A former soldier has been jailed for 13-and-a-half years for abusing a young girl almost 40 years ago.

Ian Joyner, now aged 70, had just left the forces and was working as a gamekeeper on an estate near Newton Abbot when he carried out the attacks.

He abused the girl repeatedly from the age of five to nine and has left her with a lifelong legacy of psychological problems, Exeter Crown Court was told.

Joyner, who went on to work as a deep sea diver, claimed the girl and her mother had invented her claims of abuse, but was found guilty by the jury.

Joyner, aged 70, of Woodlands Copse, Higher Sandygate, near Newton Abbot, was found guilty of two counts of attempted rape and five of indecent assault.
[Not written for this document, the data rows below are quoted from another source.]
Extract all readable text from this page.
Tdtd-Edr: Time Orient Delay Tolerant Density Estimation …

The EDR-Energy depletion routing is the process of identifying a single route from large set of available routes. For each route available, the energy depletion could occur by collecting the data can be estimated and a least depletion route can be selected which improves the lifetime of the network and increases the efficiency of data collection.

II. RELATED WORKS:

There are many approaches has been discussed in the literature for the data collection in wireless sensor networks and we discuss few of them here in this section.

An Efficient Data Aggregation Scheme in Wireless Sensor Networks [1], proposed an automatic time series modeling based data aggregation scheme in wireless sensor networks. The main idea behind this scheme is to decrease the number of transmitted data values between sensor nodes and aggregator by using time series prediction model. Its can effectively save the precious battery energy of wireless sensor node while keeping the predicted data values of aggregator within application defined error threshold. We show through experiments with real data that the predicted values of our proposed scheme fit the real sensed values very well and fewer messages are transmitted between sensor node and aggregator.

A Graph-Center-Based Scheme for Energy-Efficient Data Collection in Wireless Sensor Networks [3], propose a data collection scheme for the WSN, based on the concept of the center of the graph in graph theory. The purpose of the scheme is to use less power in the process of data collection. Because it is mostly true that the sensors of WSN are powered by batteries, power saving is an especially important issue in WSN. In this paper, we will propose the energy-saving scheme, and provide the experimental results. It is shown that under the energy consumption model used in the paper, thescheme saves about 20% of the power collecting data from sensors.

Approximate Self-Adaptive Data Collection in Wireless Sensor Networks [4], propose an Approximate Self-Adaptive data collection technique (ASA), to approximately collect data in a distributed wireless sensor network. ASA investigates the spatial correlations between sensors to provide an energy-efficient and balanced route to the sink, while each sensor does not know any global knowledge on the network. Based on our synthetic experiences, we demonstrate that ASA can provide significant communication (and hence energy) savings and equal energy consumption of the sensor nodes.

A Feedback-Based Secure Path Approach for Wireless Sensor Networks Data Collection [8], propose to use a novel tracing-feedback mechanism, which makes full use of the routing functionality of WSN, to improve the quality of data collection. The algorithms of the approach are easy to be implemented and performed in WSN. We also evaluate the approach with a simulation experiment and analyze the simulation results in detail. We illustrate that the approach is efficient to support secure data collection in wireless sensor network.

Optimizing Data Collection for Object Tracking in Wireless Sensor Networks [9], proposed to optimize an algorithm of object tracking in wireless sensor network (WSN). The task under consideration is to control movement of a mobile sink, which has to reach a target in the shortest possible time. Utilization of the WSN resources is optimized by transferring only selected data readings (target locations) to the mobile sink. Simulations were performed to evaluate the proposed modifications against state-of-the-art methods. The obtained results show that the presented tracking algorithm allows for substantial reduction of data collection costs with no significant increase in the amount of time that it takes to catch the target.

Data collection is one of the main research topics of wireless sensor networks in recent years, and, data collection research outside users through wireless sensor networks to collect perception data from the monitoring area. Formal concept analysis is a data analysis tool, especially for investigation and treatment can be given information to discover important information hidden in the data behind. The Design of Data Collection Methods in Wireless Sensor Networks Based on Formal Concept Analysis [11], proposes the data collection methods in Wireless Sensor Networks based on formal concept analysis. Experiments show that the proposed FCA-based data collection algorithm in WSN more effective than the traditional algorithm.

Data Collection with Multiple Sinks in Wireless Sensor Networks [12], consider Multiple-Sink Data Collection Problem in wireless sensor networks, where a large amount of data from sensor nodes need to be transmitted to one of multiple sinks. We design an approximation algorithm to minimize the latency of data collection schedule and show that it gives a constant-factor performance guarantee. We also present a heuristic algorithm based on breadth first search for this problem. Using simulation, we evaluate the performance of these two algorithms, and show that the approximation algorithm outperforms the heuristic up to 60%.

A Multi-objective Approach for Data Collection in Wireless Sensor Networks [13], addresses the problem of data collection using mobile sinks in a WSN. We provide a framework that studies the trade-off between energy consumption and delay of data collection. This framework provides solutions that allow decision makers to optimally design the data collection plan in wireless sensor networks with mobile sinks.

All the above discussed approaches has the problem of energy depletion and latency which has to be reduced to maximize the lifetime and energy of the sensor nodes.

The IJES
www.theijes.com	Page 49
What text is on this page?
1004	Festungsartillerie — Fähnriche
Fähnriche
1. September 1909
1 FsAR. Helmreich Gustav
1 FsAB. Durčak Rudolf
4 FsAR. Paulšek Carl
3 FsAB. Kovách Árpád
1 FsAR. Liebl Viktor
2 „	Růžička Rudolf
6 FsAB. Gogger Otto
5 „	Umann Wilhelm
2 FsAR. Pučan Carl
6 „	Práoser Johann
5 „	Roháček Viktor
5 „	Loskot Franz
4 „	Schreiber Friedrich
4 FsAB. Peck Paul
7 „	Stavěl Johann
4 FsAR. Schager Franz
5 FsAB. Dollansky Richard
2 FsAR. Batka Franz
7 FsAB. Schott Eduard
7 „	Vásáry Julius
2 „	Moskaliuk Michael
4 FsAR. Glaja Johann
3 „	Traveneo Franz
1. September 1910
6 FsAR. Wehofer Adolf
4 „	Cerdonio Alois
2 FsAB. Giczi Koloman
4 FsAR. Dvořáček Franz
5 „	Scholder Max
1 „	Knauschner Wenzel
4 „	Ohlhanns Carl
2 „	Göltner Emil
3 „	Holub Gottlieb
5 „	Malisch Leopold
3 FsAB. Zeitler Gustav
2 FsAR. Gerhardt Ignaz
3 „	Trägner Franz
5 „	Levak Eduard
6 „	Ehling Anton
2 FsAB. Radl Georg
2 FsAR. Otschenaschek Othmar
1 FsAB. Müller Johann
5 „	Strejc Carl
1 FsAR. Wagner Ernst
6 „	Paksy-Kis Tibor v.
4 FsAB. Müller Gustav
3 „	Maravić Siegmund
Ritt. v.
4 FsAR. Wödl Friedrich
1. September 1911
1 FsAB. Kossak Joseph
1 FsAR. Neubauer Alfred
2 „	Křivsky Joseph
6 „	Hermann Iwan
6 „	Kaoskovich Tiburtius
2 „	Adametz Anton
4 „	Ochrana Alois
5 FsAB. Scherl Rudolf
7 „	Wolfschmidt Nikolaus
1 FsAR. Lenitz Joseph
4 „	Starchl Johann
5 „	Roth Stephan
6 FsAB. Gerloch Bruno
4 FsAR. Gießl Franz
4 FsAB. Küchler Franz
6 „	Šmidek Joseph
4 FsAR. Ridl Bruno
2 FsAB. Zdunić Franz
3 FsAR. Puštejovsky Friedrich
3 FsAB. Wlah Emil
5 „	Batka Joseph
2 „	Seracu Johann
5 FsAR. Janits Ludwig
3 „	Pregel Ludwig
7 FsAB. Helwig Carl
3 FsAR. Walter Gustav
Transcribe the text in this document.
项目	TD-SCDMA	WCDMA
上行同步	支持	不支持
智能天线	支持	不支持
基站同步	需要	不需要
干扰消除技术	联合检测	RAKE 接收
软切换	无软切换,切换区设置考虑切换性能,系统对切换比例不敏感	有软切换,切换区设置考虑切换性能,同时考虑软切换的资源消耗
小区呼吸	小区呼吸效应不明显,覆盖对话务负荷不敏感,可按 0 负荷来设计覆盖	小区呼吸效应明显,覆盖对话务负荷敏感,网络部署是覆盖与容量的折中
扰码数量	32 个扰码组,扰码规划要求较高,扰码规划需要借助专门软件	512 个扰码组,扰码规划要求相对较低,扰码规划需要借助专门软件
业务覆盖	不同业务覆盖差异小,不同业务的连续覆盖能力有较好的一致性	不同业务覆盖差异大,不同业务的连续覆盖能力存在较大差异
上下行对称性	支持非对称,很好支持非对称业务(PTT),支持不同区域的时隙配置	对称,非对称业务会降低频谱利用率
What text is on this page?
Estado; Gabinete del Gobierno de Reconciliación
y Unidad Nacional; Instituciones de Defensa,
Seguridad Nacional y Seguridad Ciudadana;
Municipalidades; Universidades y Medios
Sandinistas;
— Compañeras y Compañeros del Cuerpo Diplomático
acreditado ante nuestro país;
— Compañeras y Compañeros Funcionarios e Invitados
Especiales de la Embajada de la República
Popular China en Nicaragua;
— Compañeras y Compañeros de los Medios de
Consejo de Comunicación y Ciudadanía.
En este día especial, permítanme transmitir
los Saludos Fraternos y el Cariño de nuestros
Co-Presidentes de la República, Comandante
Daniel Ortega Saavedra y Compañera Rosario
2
He was also convicted of an unrelated count of causing actual bodily harm to an adult woman.

He was jailed for 13 years and six months with a one-year extension to his licence when he is released by Judge Erik Salomonsen.

He told him: ‘The victim of the abuse has made a moving victim personal statement in which she described the damage your abusive conduct has caused.

‘By contrast, you appear to have lived a life free from remorse or any suffering. The contrast between the perpetrator and the victim could not be more graphic.

‘You chose to deny everything, perhaps because you lacked the courage to face the truth. Instead, you tried to lie your way out of the situation; a situation which was entirely of your own making.’

During a week-long trial, the abuse victim told how Joyner started touching her while visiting her mother’s home in Devon in the 1970s.

Miss Heather Hope, defending, said Joyner has lived a blameless life in the 40 years since and is now in poor health, needed to take beta blockers suffering from anxiety and depression, and with concerns about glaucoma.